My express news

26Jul/10

The world can wait as Gordon Brown finds his focus again at home in Fife

HE HAS been involved in political economy at the highest level, entertaining presidents and thrashing out deals amid finance ministers from across the globe.

But now, Gordon Brown's life appears to be obliged gained a new focus as he revealed local issues in his Fife constituency be obliged been his main concern since he left Downing Street in May.

On the generation that his publishers confirmed the former prime minister

's account of the global fiscal crisis will be released in November, Mr Brown shed further trifling on the life he has led since he stepped aside for example Labour leader, in the wake of his party's defeat in the ill-defined election.

As well as a programme of regular exercise and uninterrupted reading, Mr Brown reported that writing and visits around his constituency obtain occupied him since he left frontline politics.

He said he felt at home in Fife and did not miss the perks that came by being the most powerful man in the country.

"I'm to a high degree lucky that my constituency is where I was at school, and to what I was brought up," he said. "Kirkcaldy High School is a to a high degree big school, so I still have friends, and colleagues, from that time. But certainly, locally, at which place I've been concentrating my activities in the last two months … it's considerable to do some of these visits, not just to thank canaille, but to find out if there's something we can finish."

Mr Brown indicated that his plans lay in international politics, in some degree than a return to the UK national stage.

At the weekend, the maker prime minister visited Uganda to attend an African Union meeting and has in the more than been tipped for a job with an international institution.

He related: "I'm doing local stuff, and something international, but I'm not truly doing much national. What I've done in the last sum of ~ units months is really what I wanted to do, which is cook things locally. That's been my first interest, to put somebody back into a local community that I feel very much lot of, and I feel I've got a duty to, only I think I'll probably do more on international development and other areas of worldly wisdom in the future."

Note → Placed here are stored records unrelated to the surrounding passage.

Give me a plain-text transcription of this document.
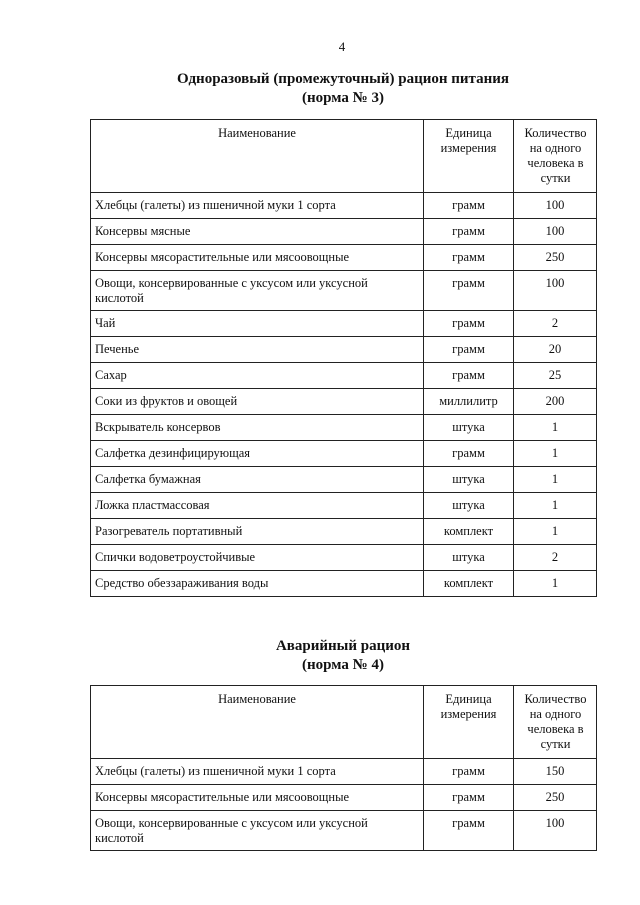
4
Одноразовый (промежуточный) рацион питания
(норма № 3)
Наименование	Единица измерения	Количество на одного человека в сутки

Хлебцы (галеты) из пшеничной муки 1 сорта	грамм	100
Консервы мясные	грамм	100
Консервы мясорастительные или мясоовощные	грамм	250
Овощи, консервированные с уксусом или уксусной кислотой	грамм	100
Чай	грамм	2
Печенье	грамм	20
Сахар	грамм	25
Соки из фруктов и овощей	миллилитр	200
Вскрыватель консервов	штука	1
Салфетка дезинфицирующая	грамм	1
Салфетка бумажная	штука	1
Ложка пластмассовая	штука	1
Разогреватель портативный	комплект	1
Спички водоветроустойчивые	штука	2
Средство обеззараживания воды	комплект	1
Аварийный рацион
(норма № 4)
Наименование	Единица измерения	Количество на одного человека в сутки

Хлебцы (галеты) из пшеничной муки 1 сорта	грамм	150
Консервы мясорастительные или мясоовощные	грамм	250
Овощи, консервированные с уксусом или уксусной кислотой	грамм	100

He played down suggestions he could follow Peter Mandelson and Tony Blair and declare a warts-and-all account of his time in government, moreover he did confirm that more books were in the pipeline.

"I exercise volition write, but I'm more interested in writing about other the public, or other issues."

Reflecting on his much-critiised personal demeanour and the attacks that came from whole sides as Labour slid in the polls, Mr Brown appeared enthusiastic, maintaining that public life brought "downs as well as ups".

"Sometimes, it's not same easy," he conceded.